Two U.S. Army Air Forces North American AT-6C-NT Texan trainers (s/n 42-43925, 42-43929) in flight near Luke Field, Arizona (USA), in 1943.
Two U.S. Army Air Forces North American AT-6C-NT Texan trainers (s/n 42-43925, 42-43929) in flight near Luke Field, Arizona (USA), in 1943.

Rolle Airfield

Airports in Yuma County, Arizona
4 min read

Rolle Airfield has an unusual résumé for a small desert strip: it trained bomber crews during World War II, spent three decades dusting crops, and now quietly serves general aviation just 3.5 miles north of the Mexican border. It lacks an ICAO code — the FAA assigned it only the identifier 44A — a small detail that signals just how far it sits outside the commercial aviation world.

Born in Wartime

In 1942, the Army Air Forces needed training space, and the desert around Yuma offered it in abundance. Yuma Auxiliary Army Airfield No. 4 — later called Rolle Field — was one of seven satellite airfields serving the main Yuma Army Air Field, which is now Marine Corps Air Station Yuma. The United States Army Air Forces used Rolle to train bomber crews, including crews flying B-26 Marauders, through the end of World War II.

When peace came, the military's need contracted. The airfield was declared surplus in 1945 and handed to the Department of the Interior in 1947, officially concluded with its wartime mission.

Decades of Crop Dusting

For the next three decades, Rolle Field found its purpose in the agricultural fields that cover this corner of Yuma County. The Imperial and Yuma Valleys are among the most intensively farmed landscapes in North America — lettuce, cotton, citrus, alfalfa — and all of it requires pest management. Through the 1950s, 60s, and 70s, Rolle's single runway served primarily as a base for the low-flying biplanes and ag-planes that swept the fields with chemicals at dawn.

In 1972, the runway was improved, and the airfield entered a long period of quiet utility.
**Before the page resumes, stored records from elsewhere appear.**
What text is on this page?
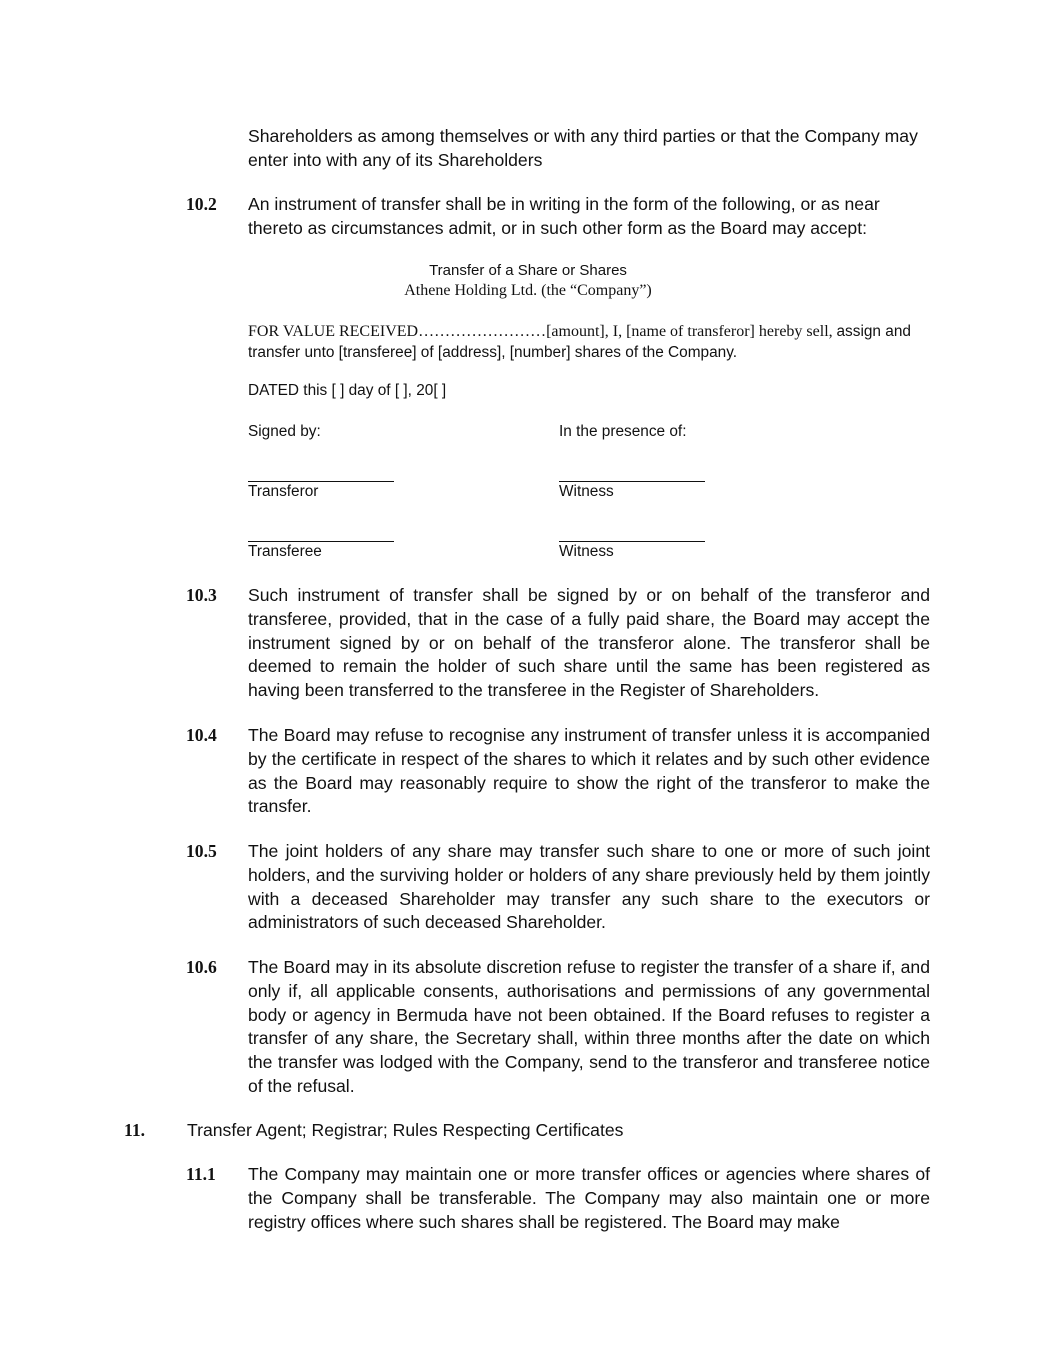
Shareholders as among themselves or with any third parties or that the Company may enter into with any of its Shareholders
10.2 An instrument of transfer shall be in writing in the form of the following, or as near thereto as circumstances admit, or in such other form as the Board may accept:
Transfer of a Share or Shares
Athene Holding Ltd. (the “Company”)
FOR VALUE RECEIVED……………………[amount], I, [name of transferor] hereby sell, assign and transfer unto [transferee] of [address], [number] shares of the Company.
DATED this [ ] day of [ ], 20[ ]
Signed by:	In the presence of:
Transferor	Witness
Transferee	Witness
10.3 Such instrument of transfer shall be signed by or on behalf of the transferor and transferee, provided, that in the case of a fully paid share, the Board may accept the instrument signed by or on behalf of the transferor alone. The transferor shall be deemed to remain the holder of such share until the same has been registered as having been transferred to the transferee in the Register of Shareholders.
10.4 The Board may refuse to recognise any instrument of transfer unless it is accompanied by the certificate in respect of the shares to which it relates and by such other evidence as the Board may reasonably require to show the right of the transferor to make the transfer.
10.5 The joint holders of any share may transfer such share to one or more of such joint holders, and the surviving holder or holders of any share previously held by them jointly with a deceased Shareholder may transfer any such share to the executors or administrators of such deceased Shareholder.
10.6 The Board may in its absolute discretion refuse to register the transfer of a share if, and only if, all applicable consents, authorisations and permissions of any governmental body or agency in Bermuda have not been obtained. If the Board refuses to register a transfer of any share, the Secretary shall, within three months after the date on which the transfer was lodged with the Company, send to the transferor and transferee notice of the refusal.
11. Transfer Agent; Registrar; Rules Respecting Certificates
11.1 The Company may maintain one or more transfer offices or agencies where shares of the Company shall be transferable. The Company may also maintain one or more registry offices where such shares shall be registered. The Board may make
The work was unglamorous but essential to the farming economy that defines this borderland.

A Twenty-First Century Renovation

In 2011, after years of deferred investment, a comprehensive renovation transformed the airfield. Workers reconstructed the runway, built a new taxiway and aircraft parking apron, added runway end run-outs, and installed new infrastructure including a hangar, septic system, water well, electrical generator, perimeter fence, and access gates. A new parking lot and sidewalk completed the picture.

The Yuma County Airport Authority, which had renewed the airfield's lease in 2009 for 25 years, hoped the improvements would attract not just general aviation but companies specializing in unmanned aerial systems — a growing industry that the vast, restricted airspace around Yuma supports particularly well. The Navy and Marine Corps test drones in this desert routinely; civilian UAS operators find it appealing for similar reasons.

Quiet but Open

Today Rolle Airfield handles about 3,100 aircraft operations a year — roughly 8.5 per day, according to 2016 data — nearly all of them general aviation. The military accounts for only 3 percent of traffic. With no based aircraft at the time of that count, the field serves primarily as a transient and training destination.

Ownership by the Department of the Interior is a legacy of the wartime land transfer and gives Rolle an unusual legal status among Arizona airports. The airfield sits in a flat landscape between Interstate 8 and the Mexico border, the Sonoran Desert extending to the south and the irrigated green quilt of Yuma County farmland spreading to the north and east. It is a modest place — a single asphalt runway, a fence line, a few structures — that has outlasted the war that created it by eight decades.

From the Air

Located at 32.52°N, 114.70°W in San Luis, Arizona. FAA identifier 44A (no ICAO/IATA code). Single runway 17/35, asphalt. Non-towered. 3.5 miles north of the Mexico-US border, 14 miles south of downtown Yuma. Use standard non-towered procedures and announce on CTAF. Nearest towered airport: Yuma International Airport / MCAS Yuma (KNYL).